When I was a kid I used to play all sorts of bizarre imagination games with my sister. They seemed perfectly normal for an eight-year-old’s standards but when I look back as an adult, I see my sanity was questionable from an early age. One of our favourite games to play was – naturally – “animals.” We each chose a type of animal and then spent the rest of the day imitating the animal’s behaviour. It was outrageously fun, even as the rules of the game grew overly complex. I am pretty sure my mother hated it. Not only did she have to start interpreting our attempts at zebra noises but she complained we wore holes in our pants by crawling around on the floor.
A few weeks ago I read a post on Pawcurious that reminded me of our childhood goofiness.
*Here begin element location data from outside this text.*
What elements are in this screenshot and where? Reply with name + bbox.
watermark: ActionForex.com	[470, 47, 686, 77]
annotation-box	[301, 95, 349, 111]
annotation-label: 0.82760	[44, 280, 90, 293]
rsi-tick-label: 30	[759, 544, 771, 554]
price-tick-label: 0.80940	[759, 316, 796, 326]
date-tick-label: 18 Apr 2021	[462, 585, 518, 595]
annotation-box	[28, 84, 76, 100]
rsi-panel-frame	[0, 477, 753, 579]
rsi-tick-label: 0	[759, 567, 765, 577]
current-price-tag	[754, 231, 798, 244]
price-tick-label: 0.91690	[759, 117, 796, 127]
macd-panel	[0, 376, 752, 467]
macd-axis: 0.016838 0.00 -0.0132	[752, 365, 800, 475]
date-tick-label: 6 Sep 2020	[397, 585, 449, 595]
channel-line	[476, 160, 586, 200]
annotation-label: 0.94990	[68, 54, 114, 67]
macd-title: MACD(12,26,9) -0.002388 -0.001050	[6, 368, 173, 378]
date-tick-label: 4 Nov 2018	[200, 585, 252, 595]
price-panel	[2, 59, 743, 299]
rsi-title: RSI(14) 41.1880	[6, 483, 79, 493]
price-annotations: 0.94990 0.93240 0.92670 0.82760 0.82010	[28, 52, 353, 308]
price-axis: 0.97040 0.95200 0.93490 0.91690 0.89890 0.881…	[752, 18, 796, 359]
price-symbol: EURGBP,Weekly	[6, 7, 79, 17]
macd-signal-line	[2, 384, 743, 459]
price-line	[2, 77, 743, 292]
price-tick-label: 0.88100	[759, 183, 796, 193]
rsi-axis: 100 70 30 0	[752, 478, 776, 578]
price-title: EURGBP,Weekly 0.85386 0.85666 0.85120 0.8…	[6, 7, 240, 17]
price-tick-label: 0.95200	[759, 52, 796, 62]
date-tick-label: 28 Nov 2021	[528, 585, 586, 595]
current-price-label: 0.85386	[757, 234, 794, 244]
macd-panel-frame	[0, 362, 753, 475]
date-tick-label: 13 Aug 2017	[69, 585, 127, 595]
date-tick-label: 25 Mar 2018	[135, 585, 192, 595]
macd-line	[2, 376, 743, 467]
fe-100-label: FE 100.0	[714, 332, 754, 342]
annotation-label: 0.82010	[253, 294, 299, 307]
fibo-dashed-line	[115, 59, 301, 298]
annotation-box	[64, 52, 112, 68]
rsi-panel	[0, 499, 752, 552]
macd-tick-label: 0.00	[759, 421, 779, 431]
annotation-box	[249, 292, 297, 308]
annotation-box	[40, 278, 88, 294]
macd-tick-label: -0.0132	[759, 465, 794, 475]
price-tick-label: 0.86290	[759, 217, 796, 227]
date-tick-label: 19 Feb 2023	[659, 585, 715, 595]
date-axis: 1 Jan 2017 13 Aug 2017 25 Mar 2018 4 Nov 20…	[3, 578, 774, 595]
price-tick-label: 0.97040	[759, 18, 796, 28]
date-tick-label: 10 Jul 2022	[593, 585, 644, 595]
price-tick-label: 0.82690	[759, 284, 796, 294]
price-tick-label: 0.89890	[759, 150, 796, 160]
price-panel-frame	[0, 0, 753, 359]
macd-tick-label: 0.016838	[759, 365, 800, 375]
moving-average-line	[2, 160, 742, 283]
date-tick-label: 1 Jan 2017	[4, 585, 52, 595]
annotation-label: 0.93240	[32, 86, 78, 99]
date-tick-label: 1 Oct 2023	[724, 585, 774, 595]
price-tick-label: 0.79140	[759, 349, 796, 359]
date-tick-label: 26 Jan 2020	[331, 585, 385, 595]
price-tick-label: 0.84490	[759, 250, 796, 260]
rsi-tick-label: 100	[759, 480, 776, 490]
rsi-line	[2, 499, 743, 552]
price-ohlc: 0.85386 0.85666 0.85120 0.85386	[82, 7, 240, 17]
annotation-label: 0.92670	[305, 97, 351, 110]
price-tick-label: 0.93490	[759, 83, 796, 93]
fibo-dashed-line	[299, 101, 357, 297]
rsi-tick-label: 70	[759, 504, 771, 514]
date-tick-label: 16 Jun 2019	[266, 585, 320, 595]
The always-entertaining Dr. V ruminated over the classic animal lover’s question: if I were an animal, what would I be?
More often than not, during play, my sister and I would revert to the same favoured species. She always chose to be a cat and I always chose to be a dog. A cocker spaniel dog, to be more specific.
Even though I am now an adult and no longer wear pants with holes in them, when I try to decide what kind of animal I would be, I still go back to the same thing I did as a kid. It seems a bit incongruous, I admit. I’ve never lived with a cocker spaniel. I haven’t even been around one since our first obedience class three years ago. And that guy wasn’t the friendliest.
Nevertheless, there are many things about the breed to which I can relate.
- Energetic and sporty, but can also enjoy a good lie-in. Much like myself.
- They can adapt to any climate or lifestyle. I live in Nova Scotia where it can be sunny one second and pouring rain the next.
- With their long, wavy fur, cocker spaniels require daily grooming. My hair is also wavy and it remains my biggest vanity. I don’t leave the house unless it is at least presentable.
- They are trusting and hard-working. I am the consummate people-pleaser.
- Their largest faults are their sensitivity (I hear that) and their ability to become pudgy if not kept active (ditto).
- If not properly socialized, cocker spaniels can suffer from shyness. Story. Of. My. Life.
Perhaps I am just drawn to the breed as cocker spaniels were one of the most popular dogs in my area growing up. I am not sure I would ever want one for myself – the daily coat maintenance is daunting – but I do feel a sort of connection with their sweet faces and large, dark eyes.
How about you? If you were an animal, what would you be?